You may well have heard all the buzz online about the attacks on WordPress security. Unfortunately this is no joke, and it needs to be taken very seriously, or all you've built could be hijacked or worse, lost to you.
If you do not have good protection on your website, Documents can easily get lost. Some of those files might be stored in your computer and easily replaceable, but what about the rest of them? If you lose the first time to them where are you going to get them out of again? Especially fix malware problem is vital. Often sites have a lot of data and have made a high number of files. Recreating that all would be a nightmare, and not something any business owner wants to do.
Also, don't make the mistake of thinking that your hosting company will have your back as far as WordPress backups go. Not always.
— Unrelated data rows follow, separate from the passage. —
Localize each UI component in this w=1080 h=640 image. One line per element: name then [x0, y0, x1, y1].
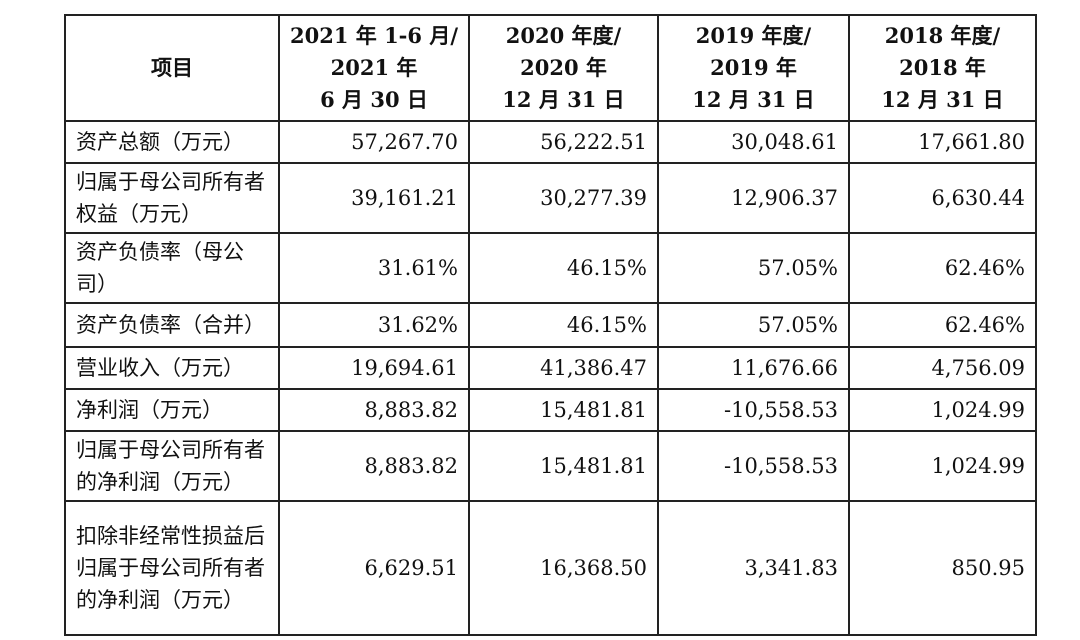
header-2021h1: 2021 年 1-6 月/ 2021 年 6 月 30 日	[278, 14, 470, 122]
financial-summary-table: 项目 2021 年 1-6 月/ 2021 年 6 月 30 日 2020 年度…	[64, 14, 1037, 636]
header-line: 2021 年	[330, 55, 418, 80]
cell-value: 62.46%	[848, 302, 1037, 348]
table-row: 扣除非经常性损益后归属于母公司所有者的净利润（万元） 6,629.51 16,3…	[64, 500, 1037, 636]
table-row: 资产负债率（合并） 31.62% 46.15% 57.05% 62.46%	[64, 302, 1037, 348]
header-line: 2021 年 1-6 月/	[290, 23, 458, 48]
cell-value: 41,386.47	[468, 346, 659, 390]
header-line: 2020 年度/	[505, 23, 622, 48]
cell-value: 31.61%	[278, 232, 470, 304]
header-line: 12 月 31 日	[881, 87, 1004, 112]
cell-value: 1,024.99	[848, 388, 1037, 432]
table-row: 资产负债率（母公司） 31.61% 46.15% 57.05% 62.46%	[64, 232, 1037, 304]
financial-table-container: 项目 2021 年 1-6 月/ 2021 年 6 月 30 日 2020 年度…	[64, 14, 1037, 636]
cell-value: 11,676.66	[657, 346, 850, 390]
header-line: 2019 年度/	[695, 23, 812, 48]
cell-value: 30,277.39	[468, 162, 659, 234]
header-line: 6 月 30 日	[320, 87, 428, 112]
header-2019: 2019 年度/ 2019 年 12 月 31 日	[657, 14, 850, 122]
cell-value: 15,481.81	[468, 430, 659, 502]
row-label: 净利润（万元）	[64, 388, 280, 432]
header-line: 12 月 31 日	[502, 87, 625, 112]
cell-value: 8,883.82	[278, 430, 470, 502]
header-line: 2018 年	[899, 55, 986, 80]
cell-value: 6,630.44	[848, 162, 1037, 234]
table-row: 净利润（万元） 8,883.82 15,481.81 -10,558.53 1,…	[64, 388, 1037, 432]
cell-value: 57.05%	[657, 232, 850, 304]
header-line: 12 月 31 日	[692, 87, 815, 112]
cell-value: 1,024.99	[848, 430, 1037, 502]
cell-value: 56,222.51	[468, 120, 659, 164]
table-row: 归属于母公司所有者的净利润（万元） 8,883.82 15,481.81 -10…	[64, 430, 1037, 502]
cell-value: 15,481.81	[468, 388, 659, 432]
row-label: 资产总额（万元）	[64, 120, 280, 164]
cell-value: 6,629.51	[278, 500, 470, 636]
header-line: 2019 年	[710, 55, 797, 80]
cell-value: -10,558.53	[657, 430, 850, 502]
header-item: 项目	[64, 14, 280, 122]
row-label: 归属于母公司所有者的净利润（万元）	[64, 430, 280, 502]
cell-value: 62.46%	[848, 232, 1037, 304]
table-header-row: 项目 2021 年 1-6 月/ 2021 年 6 月 30 日 2020 年度…	[64, 14, 1037, 122]
cell-value: 19,694.61	[278, 346, 470, 390]
cell-value: 39,161.21	[278, 162, 470, 234]
cell-value: 16,368.50	[468, 500, 659, 636]
header-line: 项目	[151, 55, 193, 80]
cell-value: -10,558.53	[657, 388, 850, 432]
cell-value: 850.95	[848, 500, 1037, 636]
row-label: 资产负债率（母公司）	[64, 232, 280, 304]
cell-value: 57.05%	[657, 302, 850, 348]
cell-value: 57,267.70	[278, 120, 470, 164]
cell-value: 4,756.09	[848, 346, 1037, 390]
row-label: 营业收入（万元）	[64, 346, 280, 390]
row-label: 扣除非经常性损益后归属于母公司所有者的净利润（万元）	[64, 500, 280, 636]
header-2018: 2018 年度/ 2018 年 12 月 31 日	[848, 14, 1037, 122]
cell-value: 46.15%	[468, 232, 659, 304]
cell-value: 8,883.82	[278, 388, 470, 432]
table-row: 资产总额（万元） 57,267.70 56,222.51 30,048.61 1…	[64, 120, 1037, 164]
cell-value: 30,048.61	[657, 120, 850, 164]
cell-value: 3,341.83	[657, 500, 850, 636]
cell-value: 46.15%	[468, 302, 659, 348]
header-line: 2018 年度/	[884, 23, 1001, 48]
table-row: 归属于母公司所有者权益（万元） 39,161.21 30,277.39 12,9…	[64, 162, 1037, 234]
cell-value: 17,661.80	[848, 120, 1037, 164]
header-2020: 2020 年度/ 2020 年 12 月 31 日	[468, 14, 659, 122]
table-row: 营业收入（万元） 19,694.61 41,386.47 11,676.66 4…	[64, 346, 1037, 390]
row-label: 资产负债率（合并）	[64, 302, 280, 348]
header-line: 2020 年	[520, 55, 607, 80]
row-label: 归属于母公司所有者权益（万元）	[64, 162, 280, 234]
cell-value: 12,906.37	[657, 162, 850, 234]
cell-value: 31.62%	[278, 302, 470, 348]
It's been my experience that the hosting company may or might click reference not be doing backups, while they say that they do. Take that kind of chance?
This is quite useful plugin, protecting you against brute-force strikes that are password-crack. It keeps track of the IP address of every login attempt. You can configure the plugin to disable login attempts for a range of IP addresses when a certain number of failed attempts is reached.
Another step to take to make WordPress more secure is to always upgrade WordPress to the latest version. The reason for this is that with every new upgrade there also come fixes for security holes that are older which makes it essential to upgrade early.
Implementing all the above will probably take less than an hour to finish, while creating your WordPress website much more resistant to intrusions. Websites were this past year, largely due to preventable security gaps. Have yourself prepared and you are likely to be on the safe side.